The bottom line is most people seem to have access to the newer scanners and are using newer technologies. Stephen Balter

“Given the high diagnostic accuracy [and] the low radiation exposure, and also the nice results we have seen in [our] previous presentations, I think we should consider coronary CTA as a first-line diagnostic test in many patients,” Hausleiter said during his presentation. “However, the large intersite variability in median dose underlines the need for further site-specific training and the adoption of contemporary cardiac scan protocols.”

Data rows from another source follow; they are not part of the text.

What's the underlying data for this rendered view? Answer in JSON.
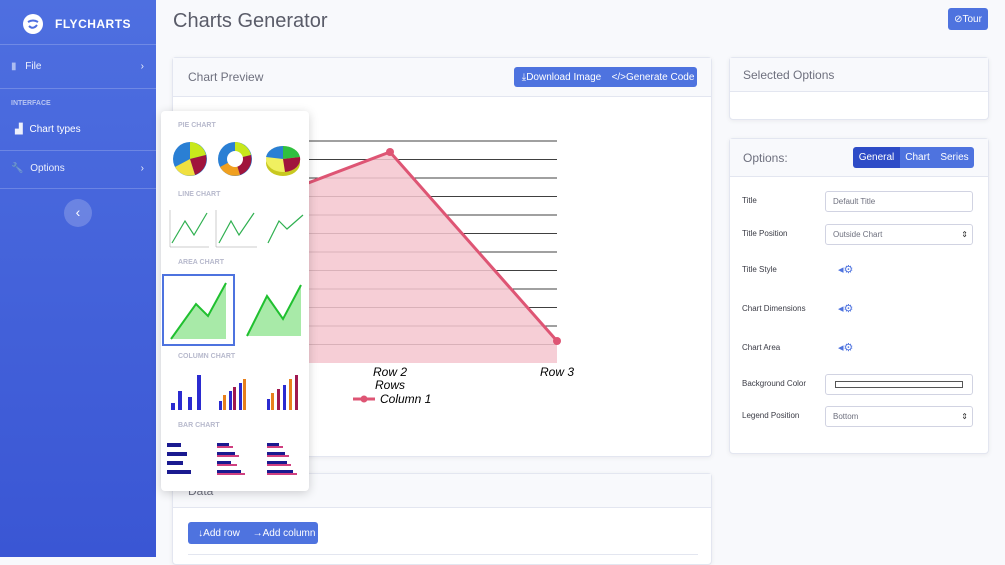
{
  "sidebar": {
    "brand": "FLYCHARTS",
    "file": "File",
    "section_heading": "INTERFACE",
    "chart_types": "Chart types",
    "options": "Options"
  },
  "header": {
    "title": "Charts Generator",
    "tour_button": "Tour"
  },
  "chart_preview": {
    "title": "Chart Preview",
    "buttons": [
      "Download Image",
      "Generate Code"
    ],
    "chart": {
      "categories": [
        "Row 2",
        "Row 3"
      ],
      "x_label": "Rows",
      "legend": "Column 1"
    }
  },
  "chart_type_menu": {
    "sections": [
      "PIE CHART",
      "LINE CHART",
      "AREA CHART",
      "COLUMN CHART",
      "BAR CHART"
    ]
  },
  "selected_options": {
    "title": "Selected Options"
  },
  "options": {
    "title": "Options:",
    "tabs": [
      "General",
      "Chart",
      "Series"
    ],
    "fields": [
      {
        "label": "Title",
        "placeholder": "Default Title"
      },
      {
        "label": "Title Position",
        "value": "Outside Chart"
      },
      {
        "label": "Title Style"
      },
      {
        "label": "Chart Dimensions"
      },
      {
        "label": "Chart Area"
      },
      {
        "label": "Background Color"
      },
      {
        "label": "Legend Position",
        "value": "Bottom"
      }
    ]
  },
  "data": {
    "title": "Data",
    "buttons": [
      "Add row",
      "Add column"
    ]
  }
}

After the presentation, at least one panel member expressed surprise that some centers are still using such high doses of radiation in their daily practice. But to TCTMD, Balter said while more and more clinicians are being trained to select dose-saving protocols and working under conditions such as in the United States, for example, where formal CT protocol committees are mandatory, that is not the case all over the world.

“There likely were people in this survey who do not have access to the latest technology, and that could explain some of the variation they saw,” Balter observed. “I think for the most part we are seeing that people are doing the best they can. Even if they are using the same machines they were using a decade ago, they are working at reducing radiation dose.”

  • Hausleiter reports receiving research support and speaker honoraria from Abbott Vascular and Edwards Lifesciences.
  • Stocker and Balter report no relevant conflicts of interest.